When Kris told me that the theme of this year’s TechExeter Conference – the first I’d been involved with since coming aboard with my diversity flag a-waving – was security, you can probably imagine my face. Here I was, determined to get as close to 50:50 gender representation as possible, and he’s like, let’s dial it up to top difficulty – switch it to hero mode on the first run!
We did all we could with the website branding – making sure the imagery was full of women, checking our wording, promoting the speaker applications everywhere we could think of. I watched the incoming applications like a hawk, and while we started well (due to the fact we’d pre-approached some people and sent them the application link as soon as it was ready), it quickly fell to the usual pattern (man, man, man…).
I guess the important thing is what you do next. You’ve tried, you’ve worded things carefully, set your pictures right, posting things everywhere, had the conversations – if diversity still doesn’t come your way then that’s just how the world is, at least you did your best, right?
No! I’m sorry, but that’s like buying all the gear to climb Mt Everest, then getting to base camp and realising ‘shit, there’s still a bloody mountain to climb!’. This is when you hoist your pack, and set out adventuring.
Adventuring for me meant getting the list of the Top 50 Women in Cyber Security in the UK from Tech Nation (thanks guys!!), scouring their bios and profiles, and sending them messages about how wonderful they would be at our event. It meant harassing people in the Financial Times article on the top BAME tech leaders. It meant googling, tweeting, following, DM-ing, LinkedIn-connecting, and sending endless messages making it clear that we were a conference that cared about representation and valued these wonderful speakers.

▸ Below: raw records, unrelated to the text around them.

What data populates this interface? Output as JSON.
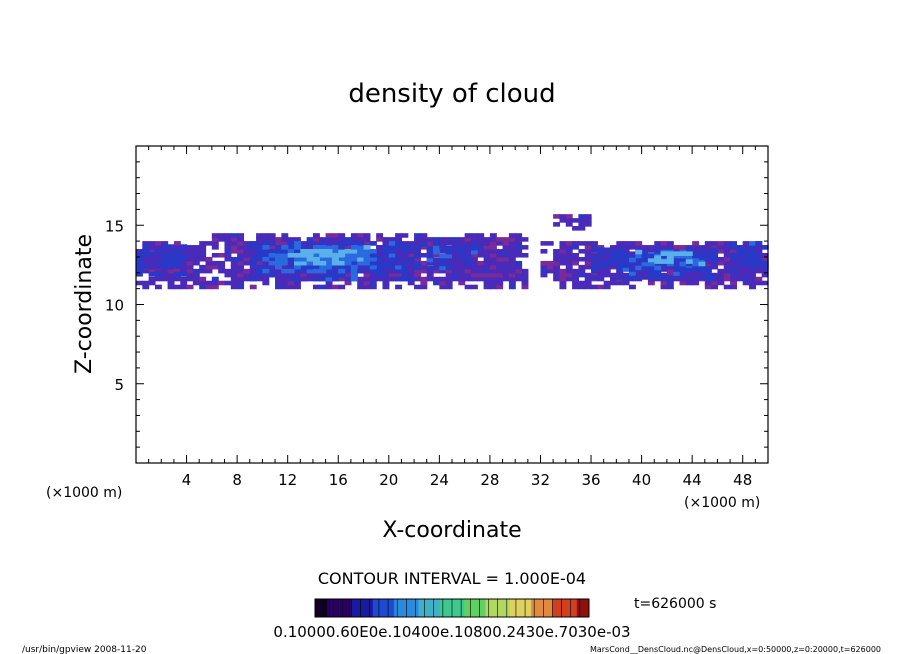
{
  "chart_data": {
    "type": "heatmap",
    "title": "density of cloud",
    "xlabel": "X-coordinate",
    "ylabel": "Z-coordinate",
    "x_unit_left": "(×1000 m)",
    "x_unit_right": "(×1000 m)",
    "xlim": [
      0,
      50
    ],
    "ylim": [
      0,
      20
    ],
    "x_ticks": [
      4,
      8,
      12,
      16,
      20,
      24,
      28,
      32,
      36,
      40,
      44,
      48
    ],
    "y_ticks": [
      5,
      10,
      15
    ],
    "contour_interval": "CONTOUR INTERVAL = 1.000E-04",
    "time_label": "t=626000 s",
    "colorbar_labels": "0.10000.60E0e.10400e.10800.2430e.7030e-03",
    "colorbar_colors": [
      "#120022",
      "#2a0060",
      "#1a1aa0",
      "#1e4ad0",
      "#2a8ae0",
      "#40b0c8",
      "#3cc890",
      "#60d060",
      "#b0d860",
      "#e0d060",
      "#e08a40",
      "#d04020",
      "#901010"
    ],
    "footer_left": "/usr/bin/gpview  2008-11-20",
    "footer_right": "MarsCond__DensCloud.nc@DensCloud,x=0:50000,z=0:20000,t=626000",
    "grid": false,
    "cloud_regions": [
      {
        "level": 1,
        "x": [
          0,
          6
        ],
        "z": [
          11,
          14
        ]
      },
      {
        "level": 1,
        "x": [
          6,
          31
        ],
        "z": [
          11,
          14.5
        ]
      },
      {
        "level": 1,
        "x": [
          33,
          36
        ],
        "z": [
          14.7,
          15.5
        ]
      },
      {
        "level": 1,
        "x": [
          32,
          50
        ],
        "z": [
          11,
          14
        ]
      },
      {
        "level": 2,
        "x": [
          0,
          4
        ],
        "z": [
          11.8,
          13.6
        ]
      },
      {
        "level": 2,
        "x": [
          9,
          22
        ],
        "z": [
          11.5,
          14
        ]
      },
      {
        "level": 2,
        "x": [
          22,
          27
        ],
        "z": [
          12.2,
          13.8
        ]
      },
      {
        "level": 2,
        "x": [
          36,
          46
        ],
        "z": [
          11.6,
          13.6
        ]
      },
      {
        "level": 2,
        "x": [
          47,
          50
        ],
        "z": [
          12,
          13.8
        ]
      },
      {
        "level": 3,
        "x": [
          10,
          19
        ],
        "z": [
          12,
          13.6
        ]
      },
      {
        "level": 3,
        "x": [
          39,
          45
        ],
        "z": [
          12.2,
          13.4
        ]
      },
      {
        "level": 4,
        "x": [
          12,
          17
        ],
        "z": [
          12.5,
          13.3
        ]
      },
      {
        "level": 4,
        "x": [
          41,
          44
        ],
        "z": [
          12.6,
          13.2
        ]
      }
    ]
  }
}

Did I feel like a bit of an idiot? Yes, definitely. Did I land some awesome speakers? OMG, yes! I couldn’t rave more about the talk by Nicola Whiting on diversity & bias in AI and how it impacts the justice system, and while I didn’t get to take part, I’m so grateful to Stephanie Itimi from Seidea https://www.seidea.org/ for coming to give a workshop (and to inspire me with just how much she’s achieved with her group from BAME women in cybersecurity). And there are other speakers I won’t name who have told me “there’s 100% no way I’d ever pitched a talk if Kathryn hadn’t engaged with me directly.”
So no, diversity isn’t easy. It’s a slog that can be extremely unforgiving, but then all of a sudden it is so, so rewarding. To have speakers who get to shine because you actively showed them they were welcome, to have young women come up and comment specifically on how inspired they were by seeing a particular female speaker on the stage.
I will keep making an idiot, and a nuisance of myself. I will keep asking male CEOs to send someone more diverse from their organisation to speak at events. Because I truly believe it makes a difference. As a wise woman recently told me: “engagement is key to getting the kinds of presenters you want. Just putting the call out and asking folks to select-select in isn’t enough. Imposter Syndrome is strong here.”
So whether you are leading a community, an industry, or just a conference, now is the time for us to carve channels. We must, if we want a better future.